Reputation: 51
I'm trying to use wget to elegantly & politely download all the pdfs from a website. The pdfs live in various sub-directories under the starting URL. It appears that the -A pdf option is conflicting with the -r option. But I'm not a wget expert! This command:
wget -nd -np -r site/path
faithfully traverses the entire site downloading everything downstream of path (not polite!). This command:
wget -nd -np -r -A pdf site/path
finishes immediately having downloaded nothing. Running that same command in debug mode:
wget -nd -np -r -A pdf -d site/path
reveals that the sub-directories are ignored with the debug message:
Deciding whether to enqueue "https://site/path/subdir1". https://site/path/subdir1 (subdir1) does not match acc/rej rules. Decided NOT to load it.
I think this means that the sub directories did not satisfy the "pdf" filter and were excluded. Is there a way to get wget to recurse into sub directories (of random depth) and only download pdfs (into a single local dir)? Or does wget need to download everything and then I need to manually filter for pdfs afterward?
UPDATE: thanks to everyone for their ideas. The solution was to use a two step approach including a modified version of this: http://mindspill.net/computing/linux-notes/generate-list-of-urls-using-wget/
Upvotes: 1
Views: 556
Reputation: 51
UPDATE: thanks to everyone for their ideas. The solution was to use a two step approach including a modified version of this: http://mindspill.net/computing/linux-notes/generate-list-of-urls-using-wget/
Upvotes: 2
Reputation: 11624
Try this
1)the “-l” switch specifies to wget to go one level down from the primary URL specified. You could obviously switch that to how ever many levels down in the links you want to follow.

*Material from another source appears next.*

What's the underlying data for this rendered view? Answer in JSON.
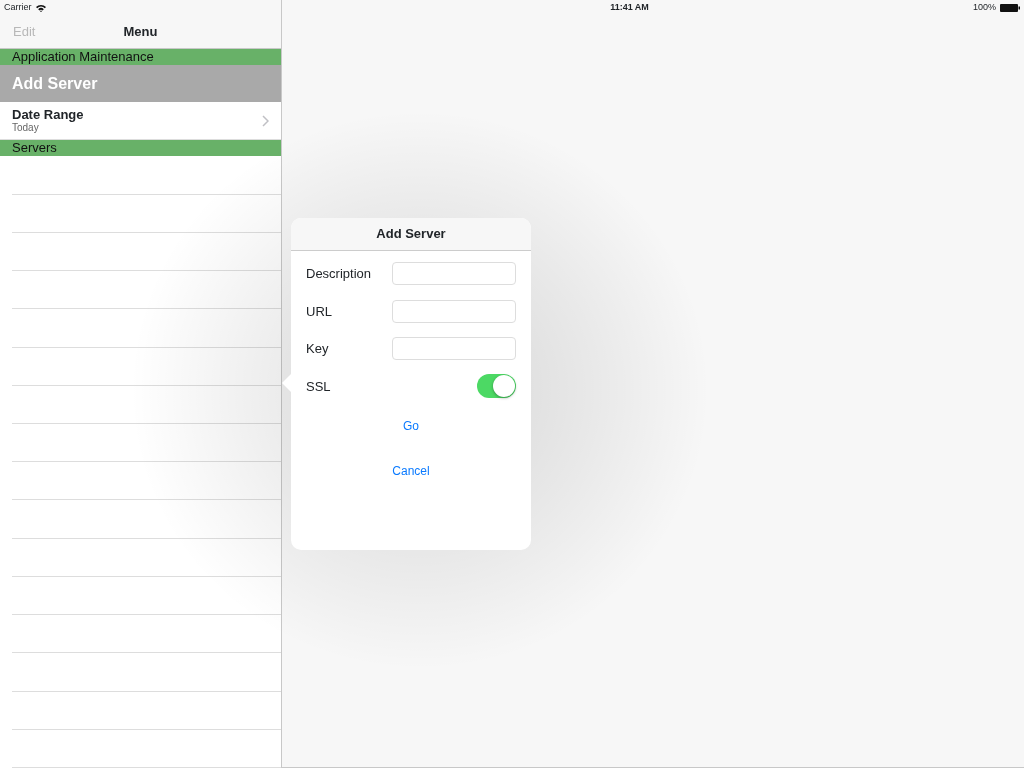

wget -r -l1 -A.pdf http://www.example.com/page-with-pdfs.htm
refer man wget
for more details
if the above doesn't work,try this
verify that the TOS of the web site permit to crawl it. Then, one solution is :
mech-dump --links 'http://example.com' | grep pdf$ | sed 's/\s+/%20/g' | xargs -I% wget http://example.com/% The mech-dump command comes with Perl's module WWW::Mechanize (libwww-mechanize-perl package on debian & debian likes distros
for installing mech-dump
sudo apt-get update -y
sudo apt-get install -y libwww-mechanize-shell-perl
github repo https://github.com/libwww-perl/WWW-Mechanize
You will need to have wget and lynx installed:
sudo apt-get install wget lynx
Prepare a script name it however you want for this example pdflinkextractor
#!/bin/bash
WEBSITE="$1"
echo "Getting link list..."
lynx -cache=0 -dump -listonly "$WEBSITE" | grep ".*\.pdf$" | awk '{print $2}' | tee pdflinks.txt
echo "Downloading..."
wget -P pdflinkextractor_files/ -i pdflinks.txt
to run the file
chmod 700 pdfextractor
$ ./pdflinkextractor http://www.pdfscripting.com/public/Free-Sample-PDF-Files-with-scripts.cfm
Upvotes: 1